Southern stuttering frog

Scientific classification
- Kingdom: Animalia
- Phylum: Chordata
- Class: Amphibia
- Order: Anura
- Family: Myobatrachidae
- Genus: Mixophyes
- Species: M. australis
- Binomial name: Mixophyes australis Mahony, Bertozzi, Guzinski, Hines, and Donnellan, 2023

= Southern stuttering frog =

- Authority: Mahony, Bertozzi, Guzinski, Hines, and Donnellan, 2023

Species of frog

The southern stuttering frog (Mixophyes australis) is a large species of frog endemic to south-eastern Australia. It is found in mid-eastern New South Wales and at least formerly Victoria, where it ranges from Carrai National Park south to East Gippsland. It inhabits temperate and subtropical rainforest, wet sclerophyll forest, and moist gullies in dry forests.

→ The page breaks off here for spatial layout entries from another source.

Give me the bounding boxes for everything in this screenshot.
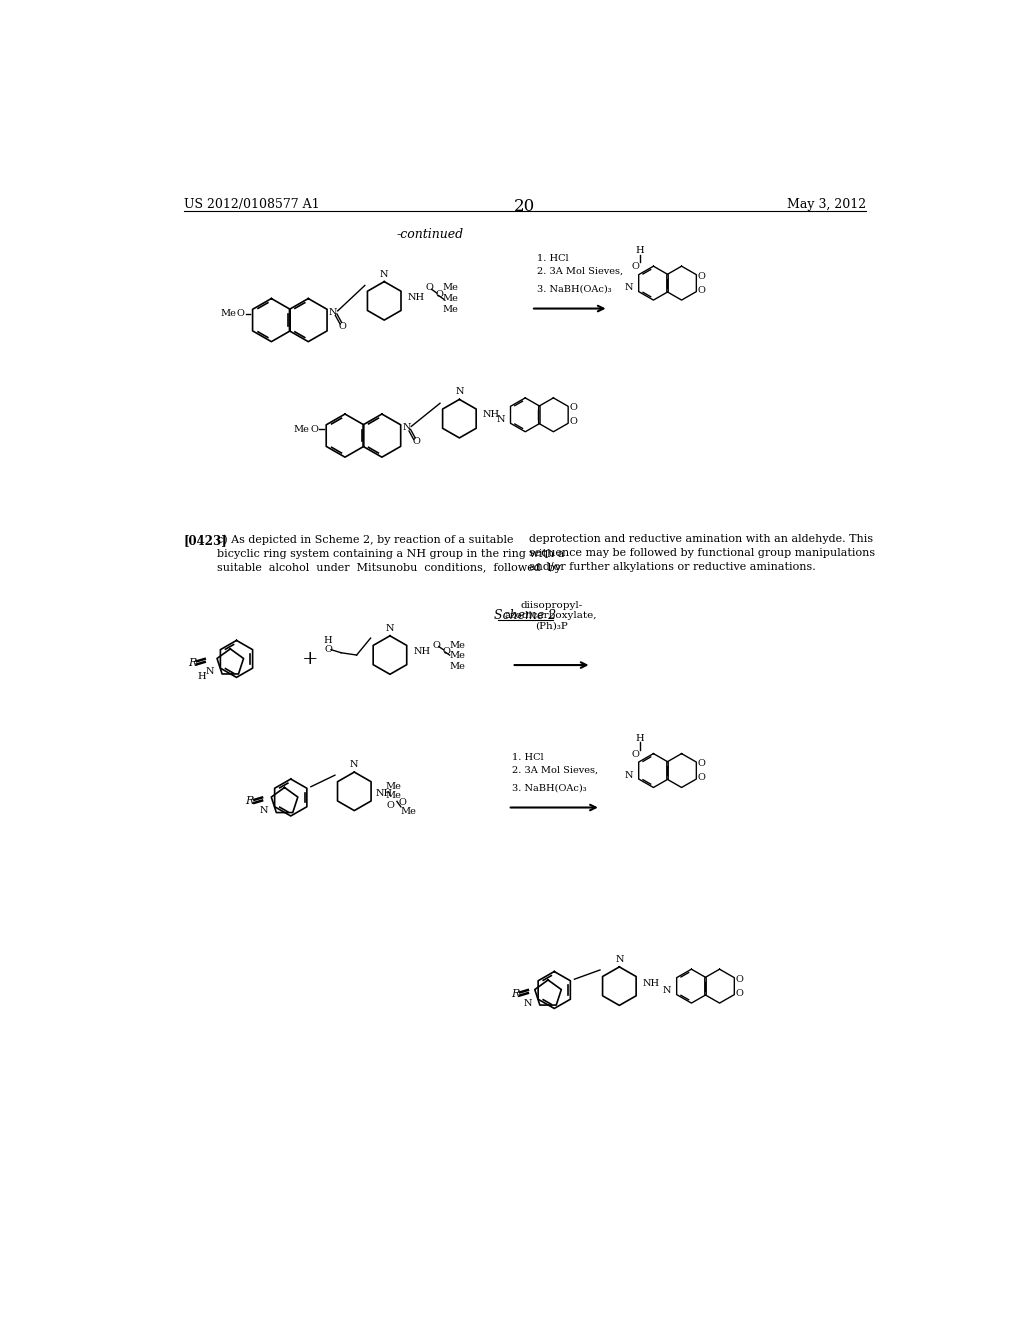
Text: Me: Me <box>450 651 465 660</box>
Text: N: N <box>380 269 388 279</box>
Text: O: O <box>569 417 578 426</box>
Text: O: O <box>736 974 743 983</box>
Text: diisopropyl-
azodicarboxylate,
(Ph)₃P: diisopropyl- azodicarboxylate, (Ph)₃P <box>505 601 597 631</box>
Text: R: R <box>511 989 519 999</box>
Text: c) As depicted in Scheme 2, by reaction of a suitable
bicyclic ring system conta: c) As depicted in Scheme 2, by reaction … <box>217 535 564 573</box>
Text: O: O <box>697 285 706 294</box>
Text: Me: Me <box>442 294 458 304</box>
Text: N: N <box>615 954 624 964</box>
Text: H: H <box>198 672 206 681</box>
Text: H: H <box>635 247 644 255</box>
Text: O: O <box>435 290 443 300</box>
Text: N: N <box>625 771 633 780</box>
Text: O: O <box>412 437 420 446</box>
Text: N: N <box>260 807 268 814</box>
Text: 2. 3A Mol Sieves,: 2. 3A Mol Sieves, <box>538 267 624 276</box>
Text: 3. NaBH(OAc)₃: 3. NaBH(OAc)₃ <box>512 784 587 793</box>
Text: N: N <box>663 986 672 995</box>
Text: O: O <box>432 640 440 649</box>
Text: N: N <box>523 999 531 1007</box>
Text: Me: Me <box>450 640 465 649</box>
Text: 3. NaBH(OAc)₃: 3. NaBH(OAc)₃ <box>538 285 611 294</box>
Text: 2. 3A Mol Sieves,: 2. 3A Mol Sieves, <box>512 766 598 775</box>
Text: O: O <box>697 759 706 768</box>
Text: N: N <box>329 308 337 317</box>
Text: Me: Me <box>400 807 417 816</box>
Text: Me: Me <box>385 783 401 791</box>
Text: O: O <box>736 989 743 998</box>
Text: O: O <box>324 645 332 655</box>
Text: O: O <box>425 284 433 292</box>
Text: O: O <box>237 309 245 318</box>
Text: O: O <box>697 774 706 781</box>
Text: Me: Me <box>385 792 401 800</box>
Text: H: H <box>324 636 332 645</box>
Text: -continued: -continued <box>396 227 464 240</box>
Text: N: N <box>386 624 394 632</box>
Text: H: H <box>635 734 644 743</box>
Text: N: N <box>497 414 505 424</box>
Text: O: O <box>632 750 640 759</box>
Text: NH: NH <box>408 293 425 301</box>
Text: [0423]: [0423] <box>183 535 227 548</box>
Text: N: N <box>206 668 214 676</box>
Text: 20: 20 <box>514 198 536 215</box>
Text: N: N <box>625 284 633 292</box>
Text: NH: NH <box>482 411 500 420</box>
Text: Me: Me <box>220 309 236 318</box>
Text: 1. HCl: 1. HCl <box>538 253 568 263</box>
Text: NH: NH <box>643 979 659 989</box>
Text: O: O <box>310 425 317 434</box>
Text: O: O <box>632 263 640 272</box>
Text: +: + <box>302 649 318 668</box>
Text: N: N <box>402 424 411 433</box>
Text: O: O <box>398 797 407 807</box>
Text: Me: Me <box>442 305 458 314</box>
Text: 1. HCl: 1. HCl <box>512 752 544 762</box>
Text: May 3, 2012: May 3, 2012 <box>786 198 866 211</box>
Text: O: O <box>338 322 346 331</box>
Text: N: N <box>455 387 464 396</box>
Text: Me: Me <box>294 425 309 434</box>
Text: NH: NH <box>376 789 393 799</box>
Text: O: O <box>387 801 394 809</box>
Text: NH: NH <box>414 647 430 656</box>
Text: US 2012/0108577 A1: US 2012/0108577 A1 <box>183 198 319 211</box>
Text: O: O <box>697 272 706 281</box>
Text: N: N <box>350 760 358 770</box>
Text: deprotection and reductive amination with an aldehyde. This
sequence may be foll: deprotection and reductive amination wit… <box>529 535 876 572</box>
Text: Scheme 2: Scheme 2 <box>494 609 556 622</box>
Text: R: R <box>187 657 197 668</box>
Text: O: O <box>442 648 451 656</box>
Text: Me: Me <box>442 284 458 292</box>
Text: Me: Me <box>450 663 465 671</box>
Text: R: R <box>245 796 254 807</box>
Text: O: O <box>569 404 578 412</box>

Long considered to comprise southern populations of the stuttering frog (M. balbus), it was not recognised as a new species until 2023, when a phylogenetic study found it to be deeply divergent from M. balbus and thus described it as a new species. The distributions of the northern and southern stuttering frogs are separated by the Macleay River.

This species has disappeared from two-thirds of its distribution, and thus qualifies for Endangered on the IUCN Red List. Populations south of Sydney have declined dramatically and the Victorian populations are believed to be extinct, although northern populations are thought to be stable. Unlike M. balbus, which is a high-altitude specialist, both upland and lowland populations of M. australis have been recorded.